Parramatta grass (Sporobolus africanus) looks a little similar to the open, low-growing form.  It has similar blue-green, hairless glossy leaves and a very similar spreading growth habit, and the seed heads are black or grey in colour.  However, they are a narrow spike, without spreading branches. 

The native grass hairy panic (Panicum effusum) may look a little similar to the short Monaro form of African lovegrass, but it has widely branching seed heads with very sparse florets and broad, soft green leaves with sparse long hairs along the margins. Its seed heads break off entire and blow around to pile up against fences.

There are many other lovegrasses, some of which look a little similar.  Paddock lovegrass (Eragrostis leptostachya) is a very common pasture plant that has a similar low-growing habit, with blue-green leaves, but the seed heads have short branches which stand out at right angles or even point backwards slightly from the main stem.

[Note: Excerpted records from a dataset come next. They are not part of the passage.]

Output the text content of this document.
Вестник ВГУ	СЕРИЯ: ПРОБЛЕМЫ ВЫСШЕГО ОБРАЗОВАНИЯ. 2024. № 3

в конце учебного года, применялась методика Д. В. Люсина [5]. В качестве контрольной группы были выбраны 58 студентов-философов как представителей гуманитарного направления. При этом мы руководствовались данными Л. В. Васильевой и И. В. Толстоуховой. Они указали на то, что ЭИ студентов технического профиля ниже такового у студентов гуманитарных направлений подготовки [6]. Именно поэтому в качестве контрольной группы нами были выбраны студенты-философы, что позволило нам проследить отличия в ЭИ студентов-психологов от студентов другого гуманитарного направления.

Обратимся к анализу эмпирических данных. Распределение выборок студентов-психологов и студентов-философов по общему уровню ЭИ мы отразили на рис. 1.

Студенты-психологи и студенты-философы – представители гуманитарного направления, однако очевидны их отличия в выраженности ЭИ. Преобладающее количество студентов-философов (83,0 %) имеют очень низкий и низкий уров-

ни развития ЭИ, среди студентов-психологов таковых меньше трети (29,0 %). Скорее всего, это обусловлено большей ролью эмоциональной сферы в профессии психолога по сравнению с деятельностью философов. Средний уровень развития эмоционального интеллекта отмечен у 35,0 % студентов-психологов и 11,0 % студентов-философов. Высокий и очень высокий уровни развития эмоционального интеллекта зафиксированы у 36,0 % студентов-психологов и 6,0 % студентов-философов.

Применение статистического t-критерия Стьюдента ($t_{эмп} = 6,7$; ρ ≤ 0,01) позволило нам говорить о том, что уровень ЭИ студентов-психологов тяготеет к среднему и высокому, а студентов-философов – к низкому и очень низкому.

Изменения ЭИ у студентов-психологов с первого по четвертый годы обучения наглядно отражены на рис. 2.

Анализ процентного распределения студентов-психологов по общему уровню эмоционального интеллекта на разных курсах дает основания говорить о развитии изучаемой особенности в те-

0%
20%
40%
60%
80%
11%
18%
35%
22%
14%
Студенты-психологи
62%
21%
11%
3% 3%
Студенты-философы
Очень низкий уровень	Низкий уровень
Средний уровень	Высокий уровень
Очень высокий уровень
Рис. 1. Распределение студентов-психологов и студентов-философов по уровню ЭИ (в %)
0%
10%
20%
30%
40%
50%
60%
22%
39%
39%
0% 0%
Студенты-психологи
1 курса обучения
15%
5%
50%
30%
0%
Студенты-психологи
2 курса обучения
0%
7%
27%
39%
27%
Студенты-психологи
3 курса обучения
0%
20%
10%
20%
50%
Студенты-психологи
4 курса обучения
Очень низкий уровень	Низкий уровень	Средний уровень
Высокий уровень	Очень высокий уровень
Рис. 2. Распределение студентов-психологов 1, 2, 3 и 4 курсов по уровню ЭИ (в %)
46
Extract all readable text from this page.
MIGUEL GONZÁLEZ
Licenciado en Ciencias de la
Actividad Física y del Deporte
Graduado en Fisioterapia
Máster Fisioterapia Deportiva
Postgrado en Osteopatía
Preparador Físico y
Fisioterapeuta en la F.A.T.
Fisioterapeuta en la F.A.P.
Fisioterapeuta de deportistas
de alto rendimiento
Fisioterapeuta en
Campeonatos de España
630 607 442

Stinkgrass (Eragrostis cilianensis) is a weed of roadsides, often growing thickly in the gravel strip next to the bitumen.  It has blackish seed-heads but is a more compact plant than African lovegrass, the seed heads are dense with shorter branches and the individual florets are larger.


Chip out or spot spray and destroy seed heads. Once a dense infestation has developed, cultivation and establishment of a vigorous perennial pasture may be needed. Do not graze in the first year, and remove any African lovegrass seedlings that appear. Manage grazing intensity to maintain pasture vigour to out-compete lovegrass seedlings.